5) Specify exactly which analyses you will conduct to examine the main question/hypothesis.
To measure if participants with our DDA algorithm achieved the correct success rate, we use a one sample t-test.

To analyze the correlation of the estimated user ability level by our DDA algorithm and post-test score we use Spearman's rank correlation.

For Flow and NLG, we will first perform Shapiro-Wilk tests for normality. If the test fails (= not normally distributed) we will use one-tailed Mann-Whitney tests, otherwise Student's one-tailed independent t-test will be used.

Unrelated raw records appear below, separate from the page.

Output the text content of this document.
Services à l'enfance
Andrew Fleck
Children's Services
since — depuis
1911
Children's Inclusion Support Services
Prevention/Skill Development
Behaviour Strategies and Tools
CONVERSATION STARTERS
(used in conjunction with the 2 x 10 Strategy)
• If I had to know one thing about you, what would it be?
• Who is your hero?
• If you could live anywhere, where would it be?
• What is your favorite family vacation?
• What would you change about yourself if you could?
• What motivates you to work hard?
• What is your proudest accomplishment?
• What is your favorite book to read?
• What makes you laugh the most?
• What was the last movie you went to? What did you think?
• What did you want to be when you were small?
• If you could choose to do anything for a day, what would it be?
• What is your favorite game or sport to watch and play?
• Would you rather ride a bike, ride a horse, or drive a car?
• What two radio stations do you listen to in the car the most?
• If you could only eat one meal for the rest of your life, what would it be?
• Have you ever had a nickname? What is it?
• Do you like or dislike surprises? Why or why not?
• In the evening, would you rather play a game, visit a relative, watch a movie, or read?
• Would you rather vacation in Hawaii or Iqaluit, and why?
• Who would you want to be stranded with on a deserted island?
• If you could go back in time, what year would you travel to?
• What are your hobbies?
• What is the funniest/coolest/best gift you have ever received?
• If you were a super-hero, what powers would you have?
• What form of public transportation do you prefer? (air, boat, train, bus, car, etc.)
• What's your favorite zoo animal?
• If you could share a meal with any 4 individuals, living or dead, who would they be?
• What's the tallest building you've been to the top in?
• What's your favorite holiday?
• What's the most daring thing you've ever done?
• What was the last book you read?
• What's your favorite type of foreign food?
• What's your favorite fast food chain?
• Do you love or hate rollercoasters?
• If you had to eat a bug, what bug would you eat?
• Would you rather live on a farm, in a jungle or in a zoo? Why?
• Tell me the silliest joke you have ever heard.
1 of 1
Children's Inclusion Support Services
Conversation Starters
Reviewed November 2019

6) Describe exactly how outliers will be defined and handled, and your precise rule(s) for excluding observations.
We remove participants if they:
- failed the attention test
- failed to solve every single exercise during training phase
- had a contiguous gap of inactivity of more than 3 minutes during the puzzle phases

7) How many observations will be collected or what will determine sample size?
No need to justify decision, but be precise about exactly how the number will be determined.
Data will be collected from 30 participants in each condition, outliers will be excluded afterwards

8) Anything else you would like to pre-register?
(e.g., secondary analyses, variables collected for exploratory purposes, unusual analyses planned?)
We will ask people about their field of study, educational level, their experience/skill with strategy games, puzzles and graph theory, their motivation in the task, and need for cognition. We would be interested in exploratively seeing correlation of these values with their initial performance and learning.

We will also exploratively examine the time and number of extra clicks required to solve the puzzles. These values will be viewed separately for easy, medium, and hard puzzles. We are of the opinion that the measured values from the different levels aren't directly comparable.

In addition we will exploratively look at learning gain compared between different pre-test scores, and also compare outcome success rate with performance during training. Further we are exploratively interested in how success rate and difficulty change during the training phase.

We already collected the data for the self-determination and the constant-increase condition in a previous experiment. We use the data from this experiment to train our DDA algorithm. We also already sampled 5 persons with our DDA algorithm to verify that the behavior of our algorithm is reasonable.